Выбрать главу

Теофил в отличие от них рос в то время, когда роскошь еще была подарком, да и ею ему приходилось наслаждаться с ироническим комментарием вроде: «Все-таки устрицы – скорее символ буржуазной жизни, чем продукт питания, так давайте же освободим их от декадентского флёра, ешьте, ешьте, это – дары моря, они безгрешны» и прочее…

И важные вещи были и в самом деле важны, окутанные аурой протеста и аскезы.

Но все же, наслаждаясь тонко продуманным порядком перемен блюд, он мечтал о фрикадельках и яичнице-глазунье.

Теофил подошел к большому зеркалу в прихожей. Он машинально наклонил голову, как всегда делал перед зеркалом, пытаясь увидеть круглую лысину на затылке, напоминающую тонзуру. Не так уж и плохо, спереди об ее присутствии можно только догадываться. Теофил был высокого роста, с мягкими серыми глазами, которые он прятал за очками в роговой оправе, и нежным ртом, который с годами превратился в небольшой штрих, теряющийся в чертах лица. Как будто художник забыл раскрасить сделанный мимоходом набросок.

Его профессия позволяла культивировать в себе своеобразную смесь флегматизма и меланхолии. Теофил был редактором на радио, на одном из общественных каналов. Себя он с удовольствием называл осколком лучших времен, ведь он заполнял пусть крохотную, зато эксклюзивную нишу, ведя передачу глубоко за полночь. И, поскольку эта ниша образовывалась лишь раз в два месяца, он мог поддерживать свою репутацию эстета с минимальными затратами рабочего времени. Его у Теофила оставалось достаточно, чтобы копаться в прошлом, которое ему самому казалось героическим.

• После некоторых колебаний он направился к туалету, чтобы в уединении почитать газету. Бесприютное ожидание.

Штефани с удовлетворением захлопнула холодильник и пружинящим шагом направилась в свою спальню. Ну, все. Наконец-то покончено с этим кухонным рабством. В следующий раз надо нанять повара, все это детское тщеславие, игра в безупречную хозяйку.

Что же мне надеть? Платье для приемов? Или наоборот, что-нибудь простенькое? Она еще раз мысленно пробежала список гостей.

Ей вспомнился старый анекдот о том, как певица перед премьерой из-за кулис разглядывает публику, видит в первых рядах критиков и замечает: «Я слышала, что у нас все критики продажные, ну эти-то, судя по их виду, не могут стоить дорого».

Штефани ободряюще улыбнулась своему отражению. Она стояла перед зеркалом с балетным станком, занимавшим целую стену, и рассматривала себя. Джинджер Роджерс,[5] да-да-да. Белокурая мечта.

Она обесцвечивала волосы и укладывала их в девчоночьи локоны, как и несколько десятилетий подряд. Штефани всегда была загорелой. Это был тот желтовато-коричневый оттенок, в солидности не уступавший цвету качественных изделий из продубленной кожи. Штефани была дисциплинированной. Солнечные ванны входили в health-programme,[6] как она это называла. Она была на пару лет младше Теофила и изо всех сил старалась выглядеть моложе, чем он.

Она привычно встряхнула своими белокурыми локонами. Контраст со ставшим жестким лицом проявился значительно отчетливее, но она его не замечала. Еще меньше внимания обращал на это Теофил, который носил ее образ в себе и не удосуживался проверить, а соответствует ли еще он действительности.

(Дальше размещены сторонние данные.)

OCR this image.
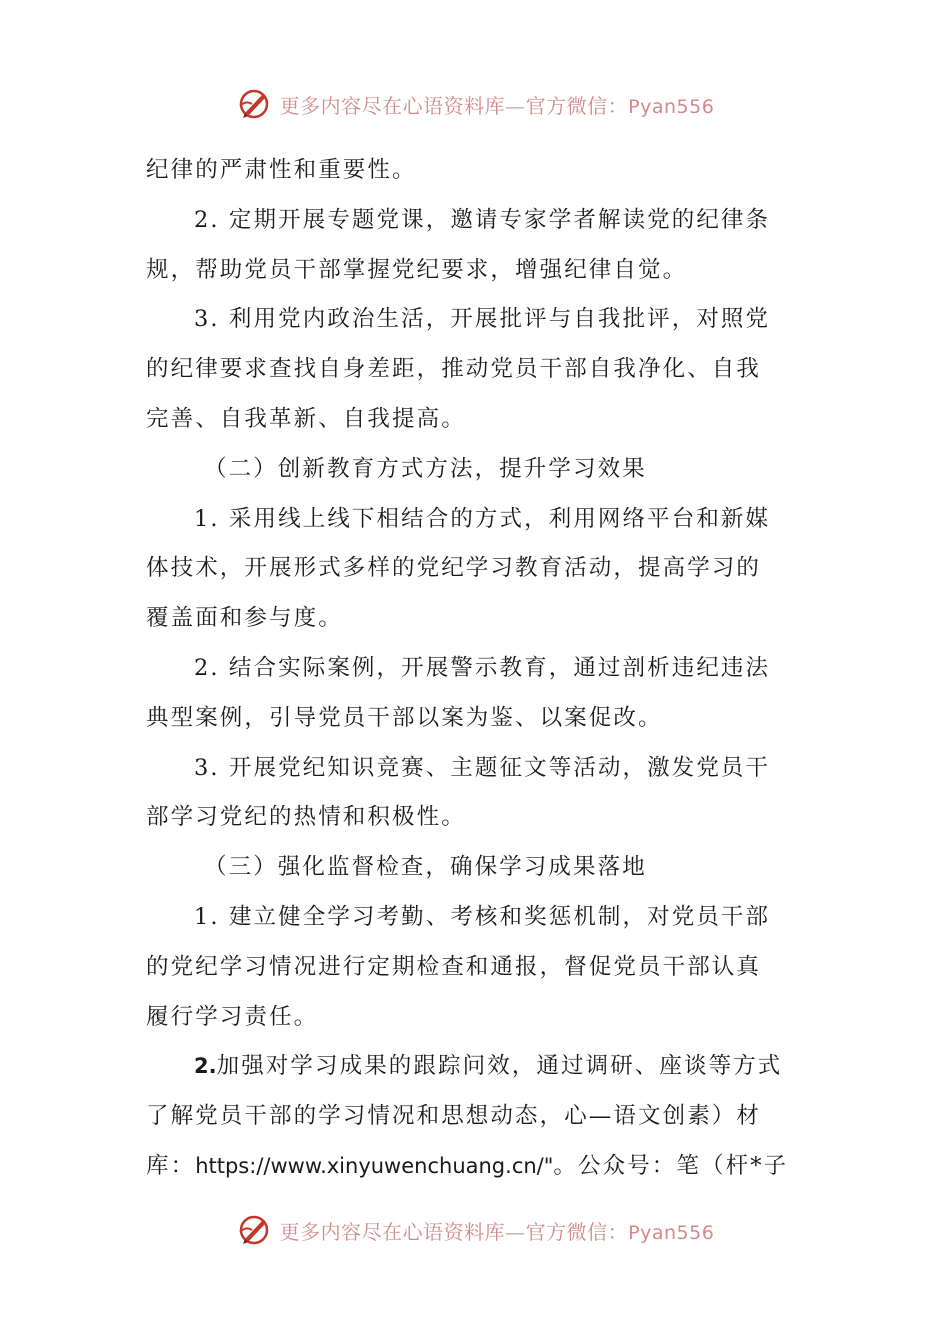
更多内容尽在心语资料库—官方微信：Pyan556
纪律的严肃性和重要性。
2. 定期开展专题党课，邀请专家学者解读党的纪律条
规，帮助党员干部掌握党纪要求，增强纪律自觉。
3. 利用党内政治生活，开展批评与自我批评，对照党
的纪律要求查找自身差距，推动党员干部自我净化、自我
完善、自我革新、自我提高。
（二）创新教育方式方法，提升学习效果
1. 采用线上线下相结合的方式，利用网络平台和新媒
体技术，开展形式多样的党纪学习教育活动，提高学习的
覆盖面和参与度。
2. 结合实际案例，开展警示教育，通过剖析违纪违法
典型案例，引导党员干部以案为鉴、以案促改。
3. 开展党纪知识竞赛、主题征文等活动，激发党员干
部学习党纪的热情和积极性。
（三）强化监督检查，确保学习成果落地
1. 建立健全学习考勤、考核和奖惩机制，对党员干部
的党纪学习情况进行定期检查和通报，督促党员干部认真
履行学习责任。
2.加强对学习成果的跟踪问效，通过调研、座谈等方式
了解党员干部的学习情况和思想动态，心—语文创素）材
库：https://www.xinyuwenchuang.cn/"。公众号：笔（杆*子
更多内容尽在心语资料库—官方微信：Pyan556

Что касается ее деятельности в качестве критика, то тут он был более внимательным. Аромат цветения в девичьих мечтах, как однажды пошутил Теофил, превратился в источение желчи. Одно время она могла смеяться над этой шуткой. Штефани была знаменита тем, что уничтожала безжалостными, попадающими точно в цель насмешками спотыкающихся танцоров и шепелявых актрис. И всякий раз, когда она изливала свой яд на страницы рукописи, над верхними и под нижними веками углублялись странные горизонтальные складки, угрожая со временем продолжить свое наступление на глаза и скрыть их за собой совсем. Смотровые щели, бойницы, амбразуры. Раньше у нее вообще не было кожи. Теперь – броня.

Штефани выбрала закрытое, отливающее серебром платье-футляр.

– Поднять занавес! – произнесла она без улыбки.

Боже мой, этот Себастьян Тин!

Он уселся на кушетку – мягкий укор в глазах показал, насколько она неудобна, – и сделал глоток шампанского. Голоса нерешительно смешивались в перестрелке, предваряющей основной бой.